Last week I met a man who’s eyes and heart were far younger than his age He told me he had been married sixty-two years, He told me it was the best decision he ever made He told me women were stronger than men
and people should realise that more
He told me all this because he is a man from time forgot. He didn’t know that in a doctor’s waiting room, it is prescriptive to pull out your phone and scroll mindlessly He does not know that the only time when speaking is permitted is to complain He had no complaints – well no verbal ones
He created community, he created joy and I did not feel the need to check my phone
even when he left
I am pretty sure, by now, most people have seen this video. The part that got me was about the message you give to someone when you pull out a phone while you are together. I know it’s true because it happened to me. As a youth mentor, it is something I am careful not to do, I want them to know I value their time. In my personal life, I’m slipping. I don’t want to be that person.
Over the last few months I have made a few changes when it comes to my phone:
I had a month off of Instagram I engage with my online community (to me this makes it more mindful rather than endelessly scrolling) I charge my devices outside my room I regularly turn off social media at 9.30pm I very rarely have screens in my room or the bathroom (except for Bed Bath & Film time) I have started reading and writing again to curb nmy scrolling I keep my phone in my bag rather than on the table when hanging out
I do this because I want authentic community, deep relationships with people, not just followers who are never going to engage. I want people to know they’re worth my time.

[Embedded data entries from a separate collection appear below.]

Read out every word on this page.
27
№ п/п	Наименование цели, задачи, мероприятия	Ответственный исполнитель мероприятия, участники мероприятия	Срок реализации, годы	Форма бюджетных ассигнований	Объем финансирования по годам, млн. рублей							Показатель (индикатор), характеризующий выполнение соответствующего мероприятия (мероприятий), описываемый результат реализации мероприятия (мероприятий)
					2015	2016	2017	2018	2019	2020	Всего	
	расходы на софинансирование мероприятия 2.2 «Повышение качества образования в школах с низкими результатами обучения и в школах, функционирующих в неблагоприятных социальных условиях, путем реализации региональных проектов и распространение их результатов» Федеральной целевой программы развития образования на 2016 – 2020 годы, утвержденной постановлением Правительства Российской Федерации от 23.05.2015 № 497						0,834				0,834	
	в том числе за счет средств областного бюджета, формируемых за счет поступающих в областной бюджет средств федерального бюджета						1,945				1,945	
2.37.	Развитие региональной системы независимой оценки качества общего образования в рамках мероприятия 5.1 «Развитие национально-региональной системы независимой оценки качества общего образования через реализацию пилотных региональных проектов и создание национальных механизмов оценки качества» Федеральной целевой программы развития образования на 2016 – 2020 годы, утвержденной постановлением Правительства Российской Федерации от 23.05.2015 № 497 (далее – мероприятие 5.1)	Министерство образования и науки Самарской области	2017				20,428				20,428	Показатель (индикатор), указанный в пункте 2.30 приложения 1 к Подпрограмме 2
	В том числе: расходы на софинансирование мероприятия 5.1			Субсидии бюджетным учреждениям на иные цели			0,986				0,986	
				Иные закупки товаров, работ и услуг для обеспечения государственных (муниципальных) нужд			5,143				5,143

The problem is, I’ve started slipping into bad habits, mindlessly scrolling, back to backing box sets through mindlessness rather than chosen rest, checking stats as if somehow they verify me as a person, putting my phone on the table while we coffee!
I see now, that these behaviours affect me socially and emotionally. They affect my productivity levels in and out of work. They affect me spiritually.
My biggest habit was to get up and go check my phone before anything else. I have in the last week slipped into that again. Before the glass of water, before the shower, before prayer – the one thing that launches me from my bed it to check I’ve not missed anything.
One morning Lysa TerKeust tweeted this, it was one of the first things I read that day. It smacked me in the face, and I missed it – I pressed the red heart, nodded my head and carried on scrolling.
Then I felt the conviction and re-read the post:
“When I wake up, my mind is like a dry sponge. What I soak up first will saturate me most deeply.”
What was I soaking up?
Some posts were making me think – true; but many made me annoyed, jealous, materialistic, confused. Many of them promoted my mindlessness. Is that really what I want to saturate myself in?
I’ve broken the habit.
I’m back with my journal and glass of water first thing on wake up. I love it, it strengthens me, it encourages me and it focuses me on the day ahead.